Approximately half funds come from legacy rollovers from China, Saudi Arabia, and UAE, while fresh loans and grants of $6.89 billion fall by 9% compared to last year

Pakistan secured nearly $20 billion in foreign loans and grants during the first 11 months (July-May) of the fiscal year 2024-25, exceeding the annual target of $19.2 billion set for the year ending June 30, according to a report by the Economic Affairs Division (EAD). 

Of the total amount, approximately half consisted of legacy rollovers from China, Saudi Arabia, and the United Arab Emirates (UAE), while new loans and grants reached $6.89 billion. This marks a 9% decline compared to the same period last year.

Notably, the $20 billion figure does not include the $2 billion received from the International Monetary Fund (IMF) in two tranches under the ongoing $7 billion Extended Fund Facility (EFF), which is recorded separately by the State Bank of Pakistan (SBP).

The rollovers included $3 billion each from Saudi Arabia and China, and $2 billion from the UAE. Pakistan’s total annual rollover portfolio from these countries stands at approximately $12.7 billion, which includes safe deposits and loans, leaving net international reserves (NIR) at around $3 billion.

The EAD report showed that the foreign economic assistance (FEA) during July-May stood at $6.89 billion, compared to $7.55 billion during the same period in the previous year. This is against a target of $19.4 billion for 2024-25, with the previous year’s total at $17.6 billion. 

The EAD noted a drop in foreign economic assistance inflows by 8.7% to $6.89 billion, largely due to delays in the IMF programme, which made commercial lenders hesitant to disburse funds.
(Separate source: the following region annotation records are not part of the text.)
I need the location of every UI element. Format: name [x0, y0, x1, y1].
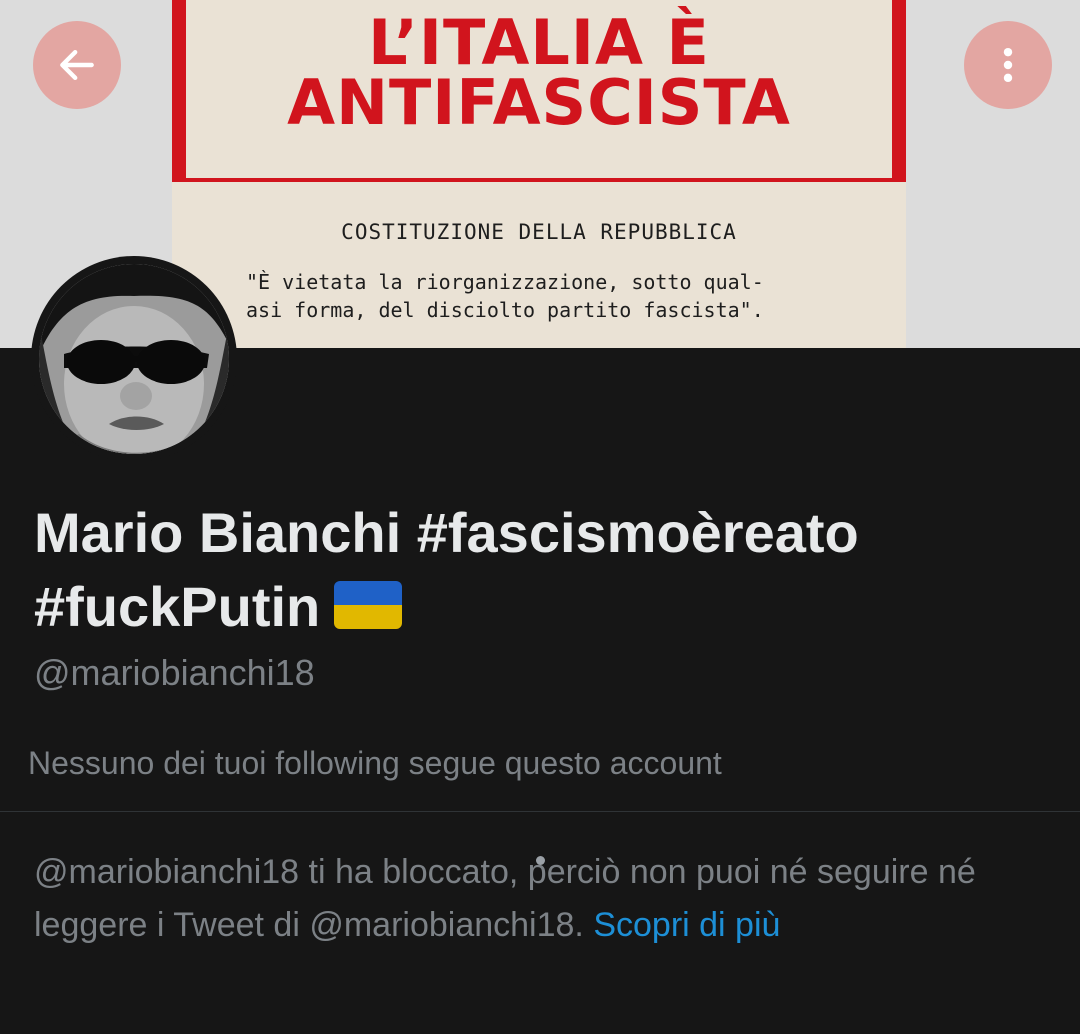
profile-handle: @mariobianchi18 [34, 652, 315, 693]
banner-poster-image: L’ITALIA È ANTIFASCISTA COSTITUZIONE DEL… [172, 0, 906, 348]
poster-quote: "È vietata la riorganizzazione, sotto qu… [246, 268, 886, 324]
poster-subtitle: COSTITUZIONE DELLA REPUBBLICA [341, 220, 737, 244]
profile-page: L’ITALIA È ANTIFASCISTA COSTITUZIONE DEL… [0, 0, 1080, 1034]
back-button[interactable] [33, 21, 121, 109]
more-options-button[interactable] [964, 21, 1052, 109]
followers-you-know-note: Nessuno dei tuoi following segue questo … [28, 745, 722, 781]
more-vertical-icon [1003, 47, 1013, 83]
avatar-image [39, 264, 229, 454]
poster-title-line2: ANTIFASCISTA [287, 66, 791, 139]
blocked-notice: @mariobianchi18 ti ha bloccato, perciò n… [34, 846, 1034, 952]
learn-more-link[interactable]: Scopri di più [593, 906, 780, 944]
blocked-notice-text: @mariobianchi18 ti ha bloccato, perciò n… [34, 853, 976, 944]
touch-indicator [536, 856, 545, 865]
display-name-text: Mario Bianchi #fascismoèreato #fuckPutin [34, 501, 859, 638]
profile-avatar[interactable] [31, 256, 237, 462]
poster-quote-line2: asi forma, del disciolto partito fascist… [246, 298, 764, 322]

In comparison, inflows during the same period last year totaled about $9 billion, which included IMF funds.

In May alone, inflows amounted to $797 million, showing a slight increase from $576 million in April, $555 million in March, and $237 million in February.

Out of the $6.89 billion received, approximately $3.9 billion was allocated for budgetary support or programme loans, while $2.98 billion was directed toward project financing. Last year, project aid stood at $2.56 billion, while programme loans amounted to $4.99 billion.

Multilateral lenders contributed $3.37 billion in the first 11 months of 2024-25, compared to $3.14 billion in the previous year. Bilateral disbursements dropped sharply to $487 million, down 45% from $889 million in the same period last year.

Foreign commercial lenders based in the UAE provided approximately $903 million, reflecting a slight rebound from last year when commercial financing had nearly dried up. However, this is still far below the $3.8 billion target set for the year, showing the ongoing impact of the delayed IMF programme, economic challenges, and credit rating concerns.

The government had also aimed to raise $1 billion through international bonds and projected $9 billion in inflows from China and Saudi Arabia, which included a $5 billion time deposit from Saudi Arabia and $4 billion in SAFE deposits from China. These funds are critical for bridging Pakistan’s external financing gap under the IMF programme.

Additionally, Pakistan received $1.77 billion from overseas Pakistanis through Naya Pakistan Certificates, up from $1.05 billion in the same period last year. The Asian Development Bank disbursed $1.39 billion during the period, a rise from $766 million a year earlier, while the World Bank contributed $1.23 billion.